11. In the Join Attributes by Field Value dialog, select landfill_sites as the Input layer and NAME as the Table field. Select waste_disposal_september2023 as the Input layer 2 and Disposal Site as the Table field 2. Check the Discard records which could not be joined box. Save the Joined layer by clicking on … button and select Save to File.

  1. Name the output layer as waste_by_station_september_2023.shp and click Run.

  1. Once the processing finishes, a new layer waste_by_station_september_2023 will be added which will have the amount of waste in the Sept2023 column.

  1. Now let’s visualize this data. First select the Wards layer and click on Open the Layer Styling panel icon.

  1. Set the symbology of this layer to Single Symbol with a light Fill color and Stroke color.

  1. Next select the waste_by_station_september_2023 layer and select Simple Marker symbol. Click the drop-down for Symbol layer type.

  1. Select Filled Marker as the Symbol layer type. We will now change the size of the symbol proportional to the amount of waste collected at the site. To do this, we must apply a Data-defined Override - which can apply a field value or expression to calculate the size for each feature. Click the Data-defined Override button next to Size and select Assistant.

  1. We want to size the filled symbols based on values of collected waste. Select Sept2023 field as Source. Set values from 5000 to 50000. Now set the size of circle from 1 to 25. Click on the Back icon.

  1. You will see the circles of different size for each point. The sizes are in Millimeters unit. The data-defined override button will turn yellow indicating that an override is applied for that value.

  1. Let’s explore more advanced styling options. Change the Symbol layer type to Shapeburst Fill. Select 2 colors of your choice to render the circles with a gradient fill.
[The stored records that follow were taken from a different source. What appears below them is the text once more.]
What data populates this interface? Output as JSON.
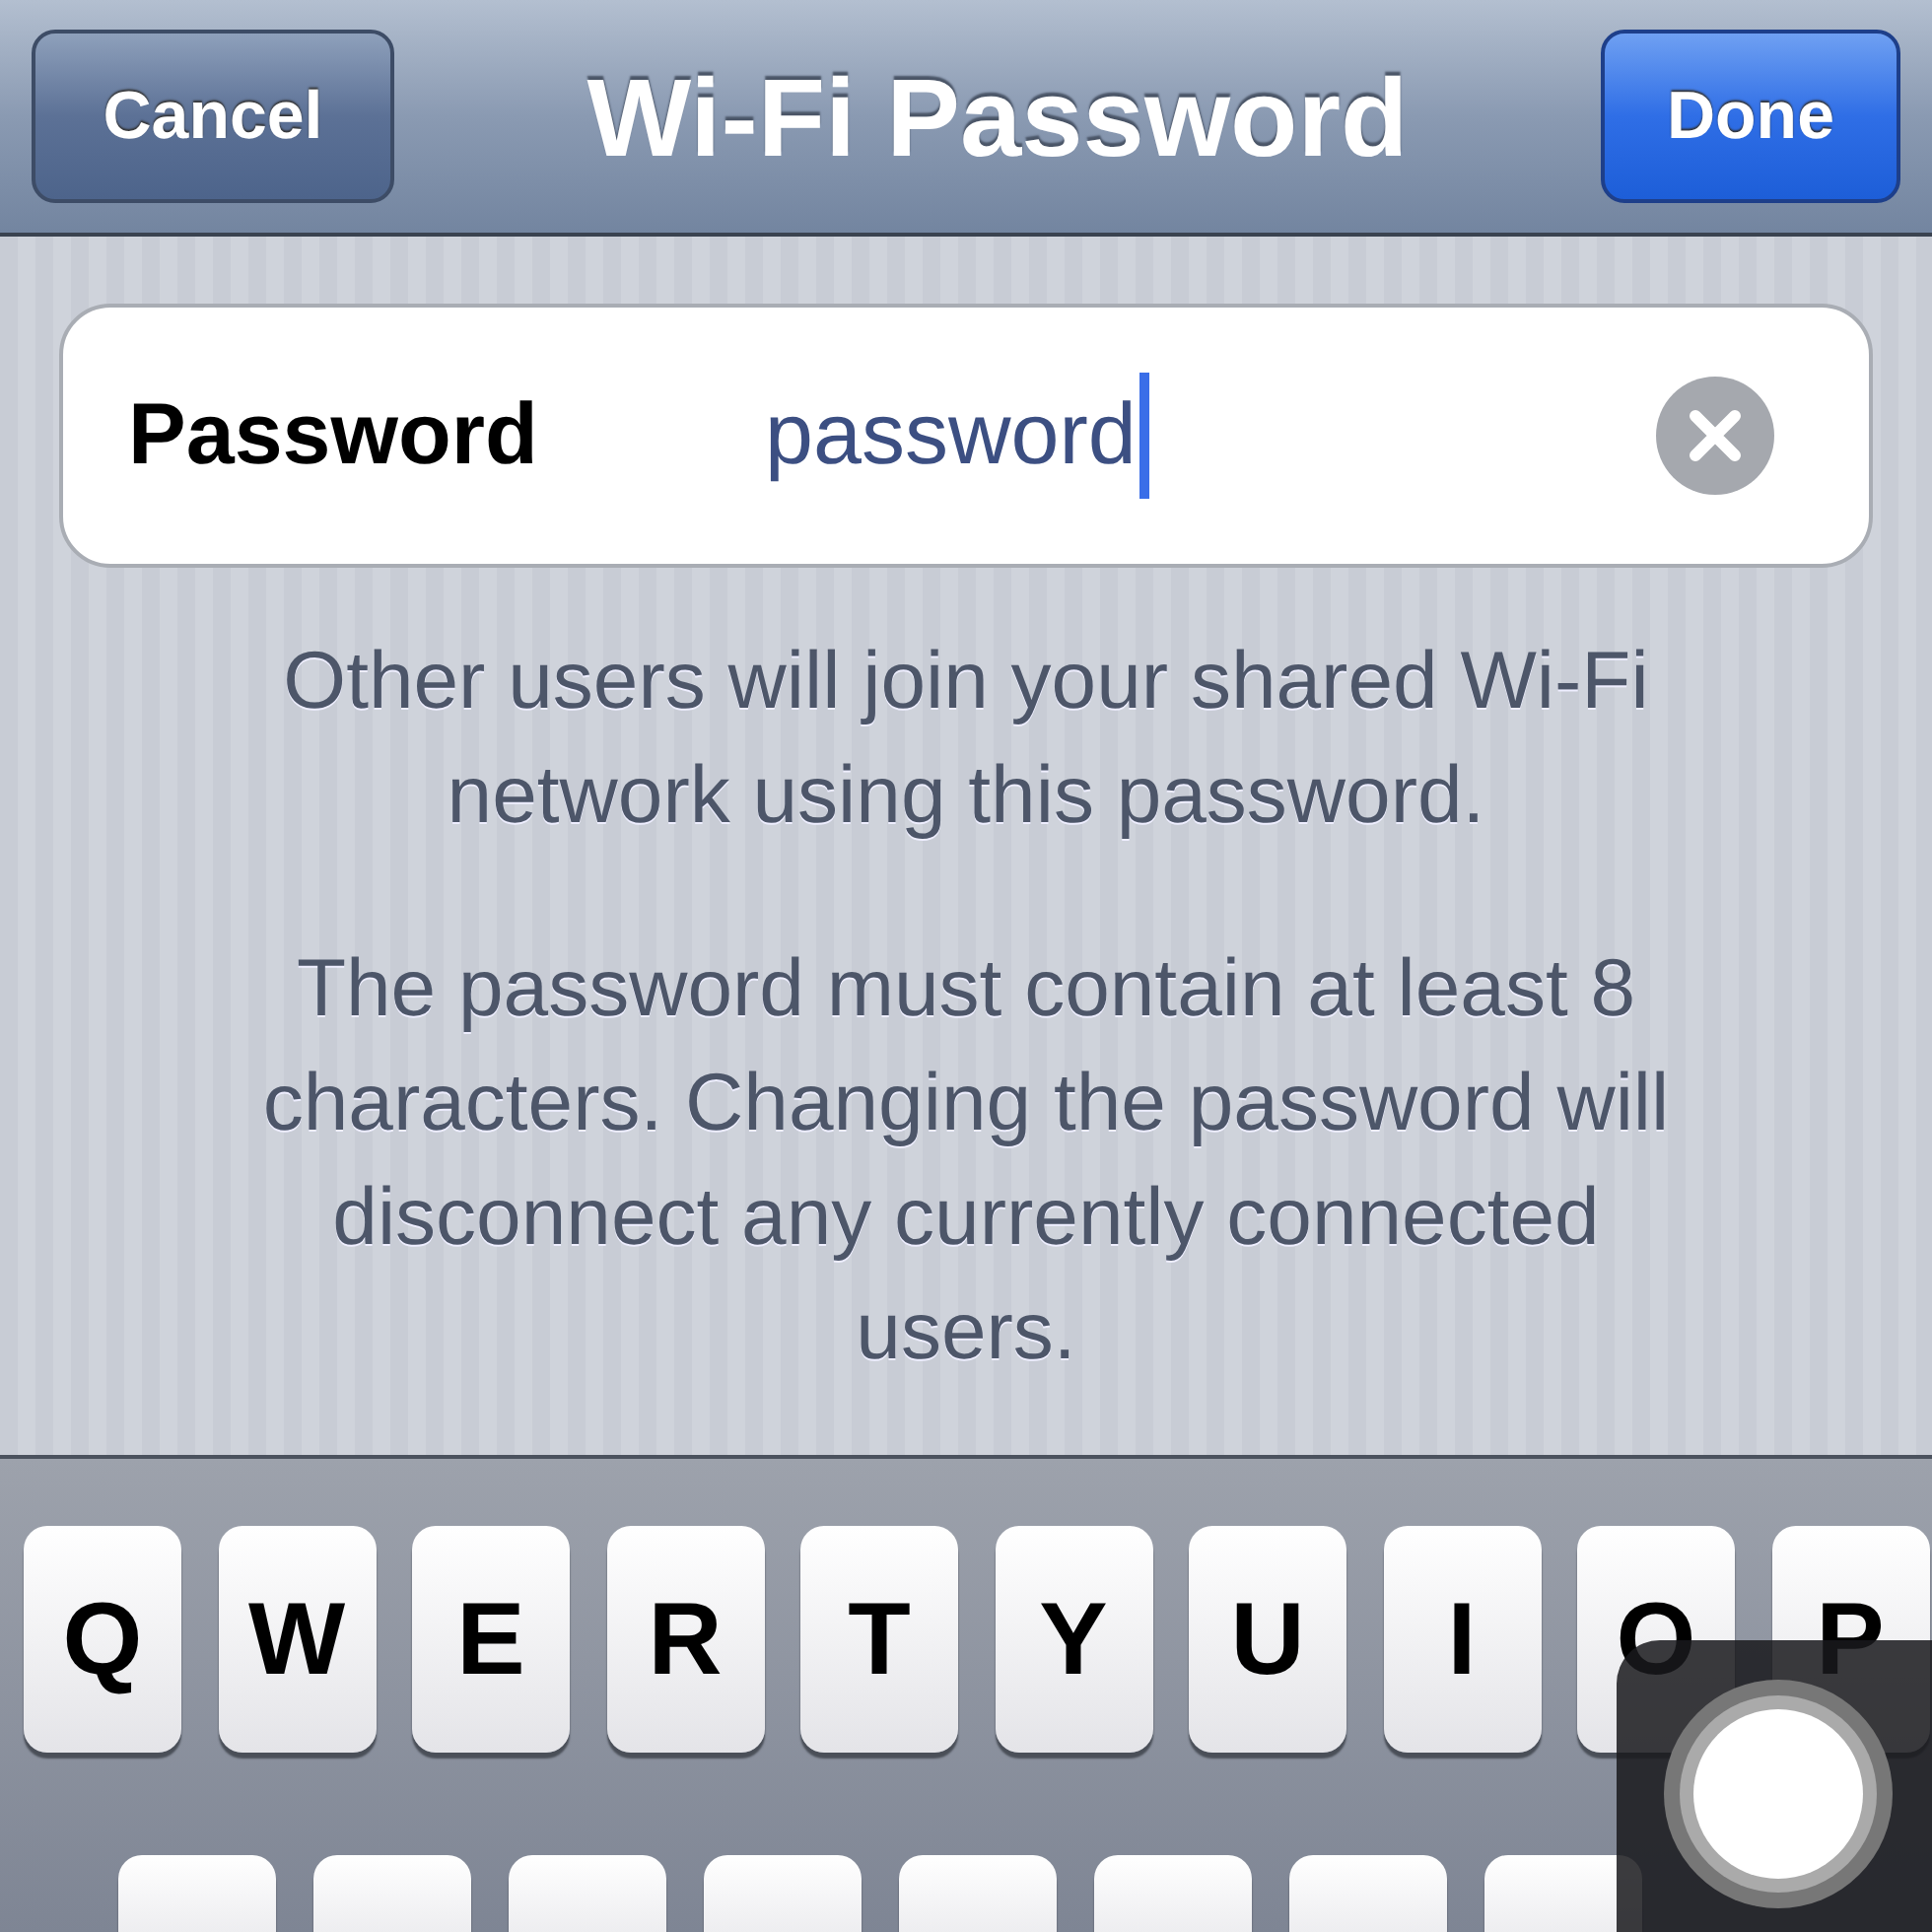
{
  "nav_bar": {
    "cancel_button": "Cancel",
    "title": "Wi-Fi Password",
    "done_button": "Done"
  },
  "password_field": {
    "label": "Password",
    "value": "password",
    "focused": true
  },
  "notes": [
    "Other users will join your shared Wi-Fi network using this password.",
    "The password must contain at least 8 characters. Changing the password will disconnect any currently connected users."
  ],
  "keyboard": {
    "rows": [
      [
        "Q",
        "W",
        "E",
        "R",
        "T",
        "Y",
        "U",
        "I",
        "O",
        "P"
      ]
    ]
  }
}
21.Next we will apply a Drop-shadow effect to the circles to make them pop-out on the map. These are known as Live Layer Effects. Scroll down and expand the Layer Rendering section. Check the Draw effects button and click the star button.

  1. Enable the Drop Shadow option.

  1. The map looks pretty good now, but the reader needs to know what values these symbols represent. It will be good to have an interpretable legend. Click Back button till you are back in the main Layer Styling dialog. Select Marker and click on the Advanced button at the bottom. Select Data-defined Size Legend.

  1. Enter Waste Collected (Tonnes) as the Title and click the + button to add legend entries. Since our symbols are scaled by a factor of 3, enter the appropriate value and Label. You will see a nice legend now appear in the Layers panel. The same legend will be available in the Print Layout if you wished to create a map from this data.

  1. Close the Layer styling panel. The visualization is ready. You learnt how to turn a data in a table to a visually informative and attractive map.